SEC. 4. APPLICABILITY OF RIGHTS UNDER ARTICLE 26 OF THE TREATY OF PEACE 
              WITH JAPAN.

    It is the policy of the United States Government to ensure that all 
terms under any war claims settlement agreement between Japan and any 
other country that are more beneficial than those terms extended to the 
United States under the Treaty of Peace with Japan are extended to the 
United States in accordance with article 26 of the Treaty with respect 
to claims by nationals of the United States who as members of the 
United States Armed Forces were held as prisoners of war by Japan 
during World War II and were forced to provide labor without 
compensation and under inhumane conditions.

SEC. 5. AVAILABILITY OF INFORMATION RELATING TO CERTAIN CHEMICAL AND 
              BIOLOGICAL TESTS CONDUCTED BY JAPAN DURING WORLD WAR II.

    (a) Availability of Information to the Secretary of Veterans 
Affairs.--Notwithstanding any other provision of law, the Secretary of 
Veterans Affairs may secure directly from any department or agency of 
the United States information relating to chemical or biological tests 
conducted by Japan on members of the United States Armed Forces held as 
prisoners of war by Japan during World War II, including any such 
information provided to the United States Government by Japan.
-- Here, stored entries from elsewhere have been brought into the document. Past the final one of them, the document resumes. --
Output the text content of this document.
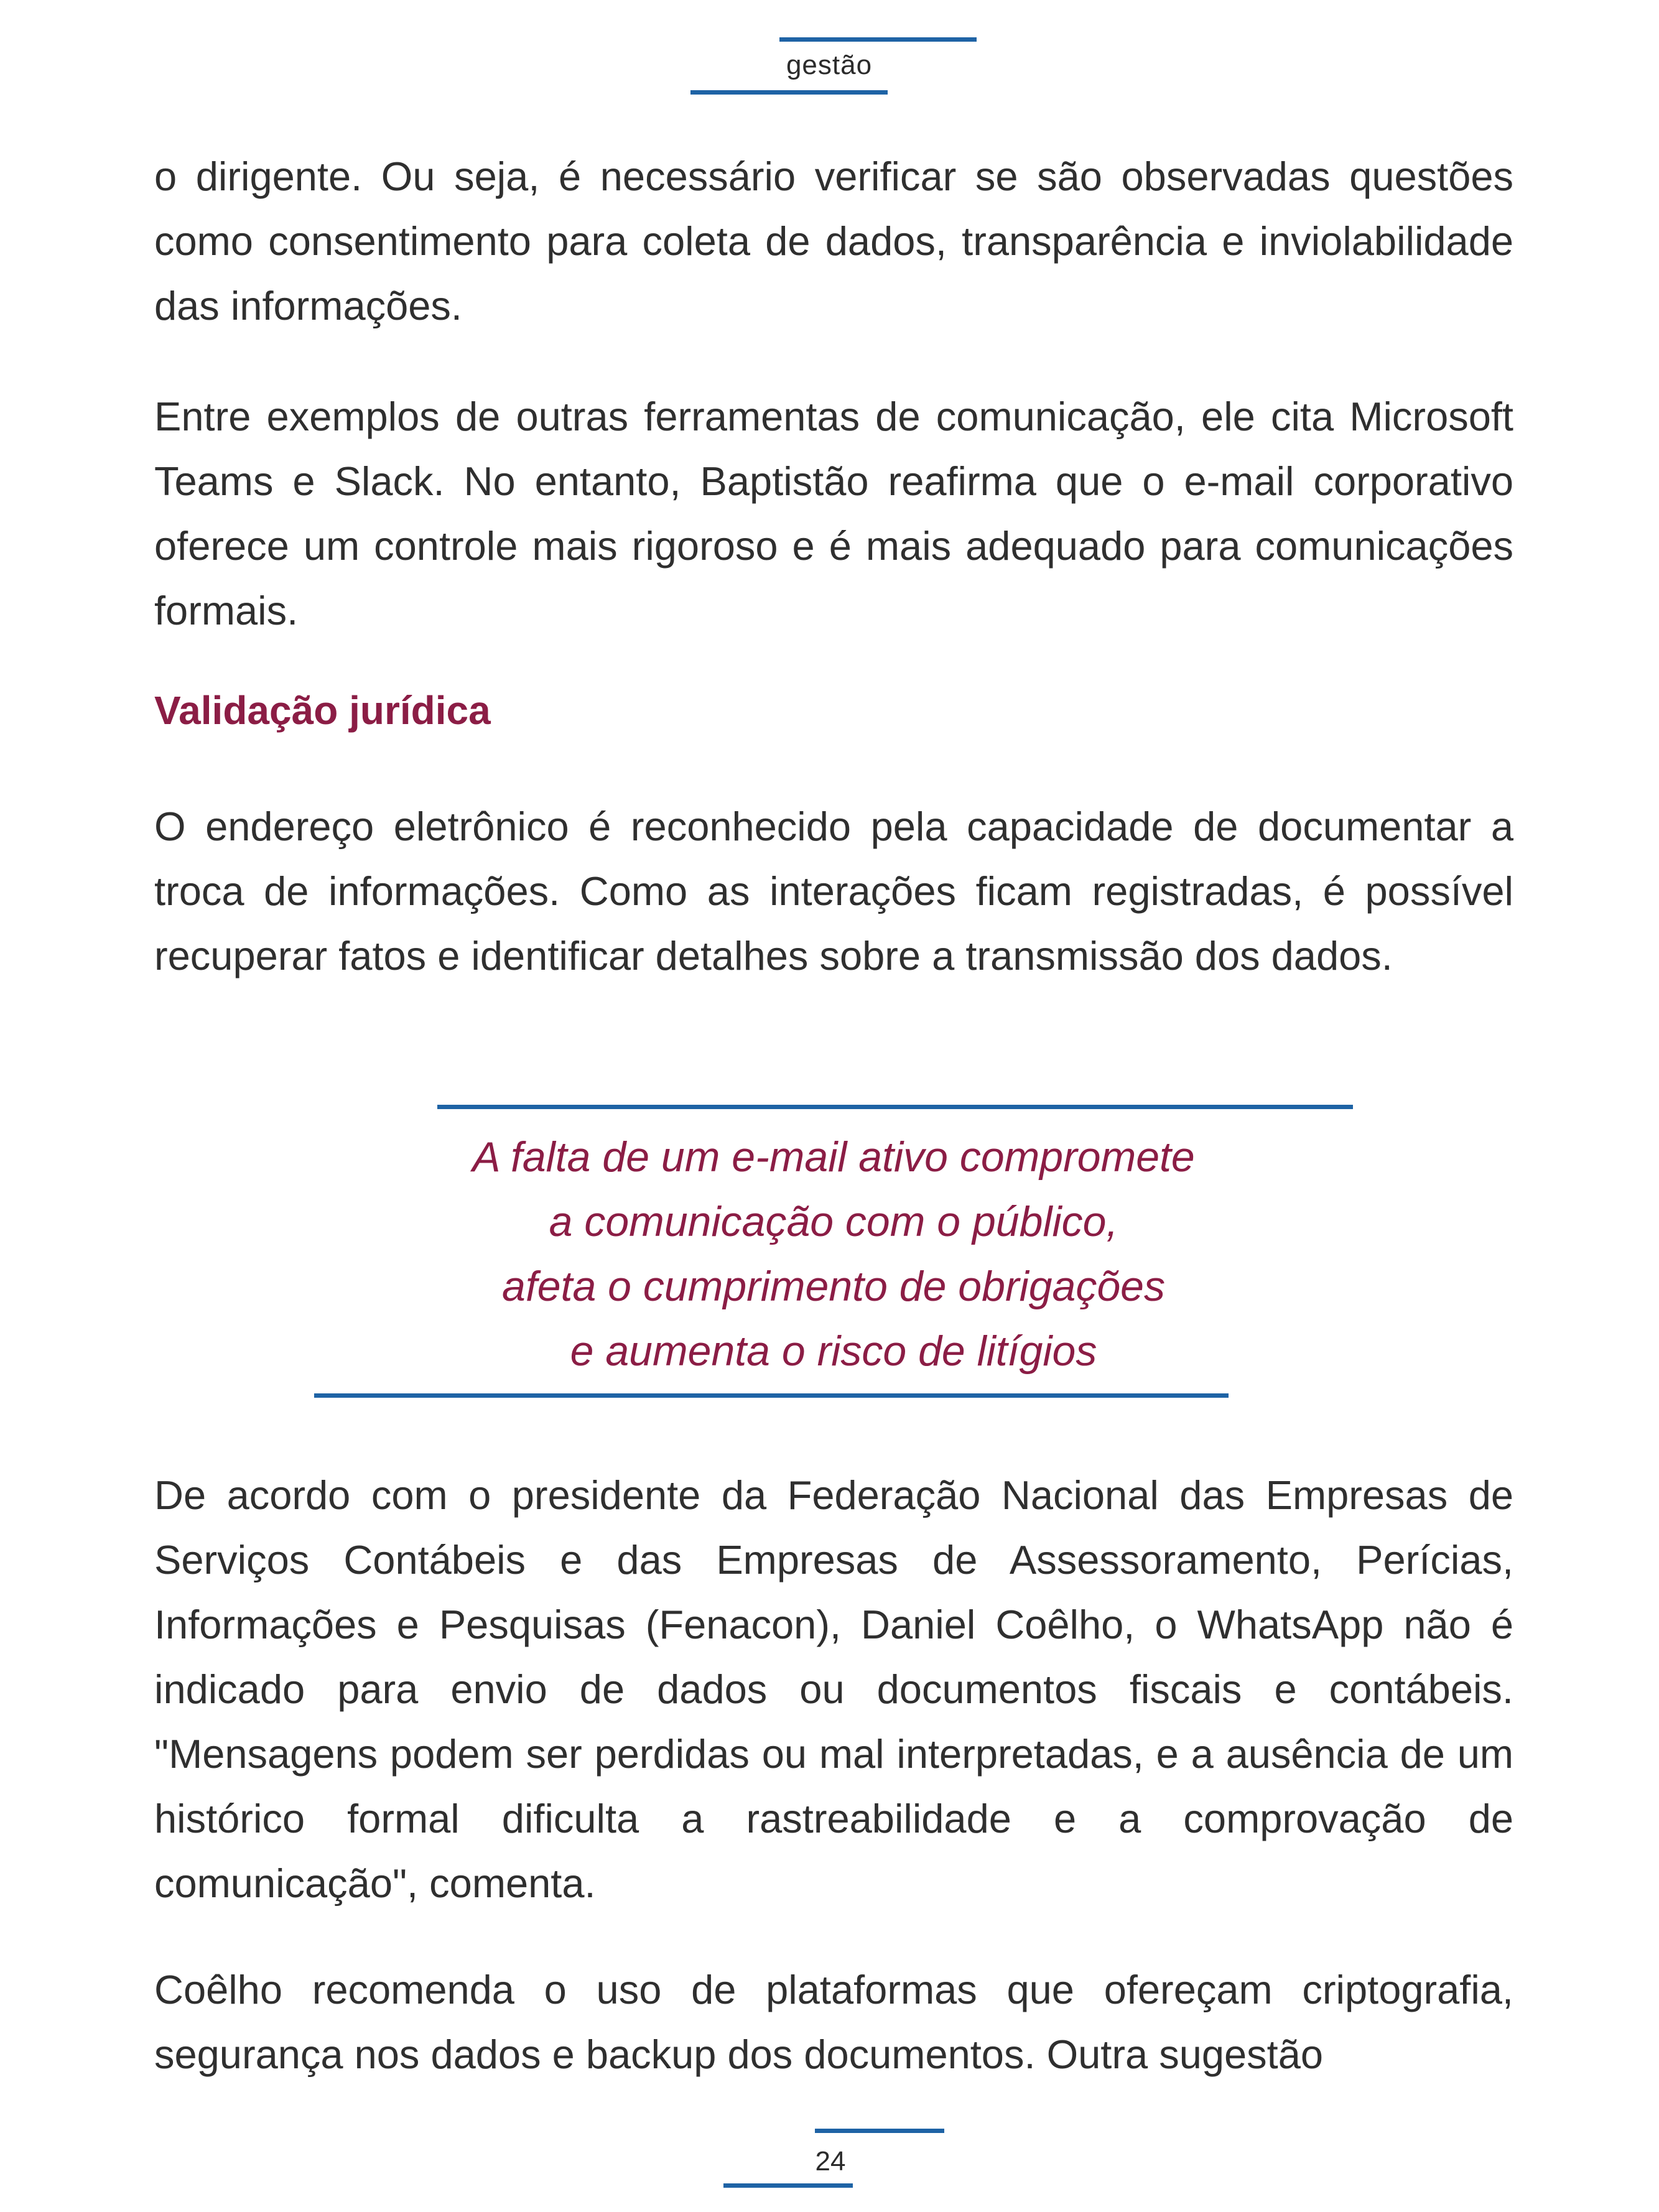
gestão

o dirigente. Ou seja, é necessário verificar se são observadas questões como consentimento para coleta de dados, transparência e inviolabilidade das informações.

Entre exemplos de outras ferramentas de comunicação, ele cita Microsoft Teams e Slack. No entanto, Baptistão reafirma que o e-mail corporativo oferece um controle mais rigoroso e é mais adequado para comunicações formais.

Validação jurídica

O endereço eletrônico é reconhecido pela capacidade de documentar a troca de informações. Como as interações ficam registradas, é possível recuperar fatos e identificar detalhes sobre a transmissão dos dados.

A falta de um e-mail ativo compromete
a comunicação com o público,
afeta o cumprimento de obrigações
e aumenta o risco de litígios

De acordo com o presidente da Federação Nacional das Empresas de Serviços Contábeis e das Empresas de Assessoramento, Perícias, Informações e Pesquisas (Fenacon), Daniel Coêlho, o WhatsApp não é indicado para envio de dados ou documentos fiscais e contábeis. "Mensagens podem ser perdidas ou mal interpretadas, e a ausência de um histórico formal dificulta a rastreabilidade e a comprovação de comunicação", comenta.

Coêlho recomenda o uso de plataformas que ofereçam criptografia, segurança nos dados e backup dos documentos. Outra sugestão

24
Upon 
request of the Secretary of Veterans Affairs, the head of that 
department or agency shall furnish that information to the Secretary.
    (b) Availability of Information to Interested Members of the Armed 
Forces.--Any information received by the Secretary of Veterans Affairs 
under subsection (a) with respect to an individual member of the United 
States Armed Forces held as a prisoner of war by Japan during World War 
II may be made available to such individual to the extent otherwise 
provided by law.

SEC. 6. DEFINITIONS.

    In this Act:
            (1) Treaty of peace with japan; treaty.--The terms ``Treaty 
        of Peace with Japan'' and ``Treaty'' mean the Treaty of Peace 
        with Japan, signed at San Francisco on September 8, 1951 (3 UST 
        3169).
            (2) State.--The term ``State'' means the several States, 
        the District of Columbia, and any commonwealth, territory or 
        possession of the United States.
            (3) Applicable statute of limitations.--The ``applicable 
        statute of limitations'' of a State means, with respect to a 
        court action, the law of that State which establishes the time 
        within which such an action may be brought.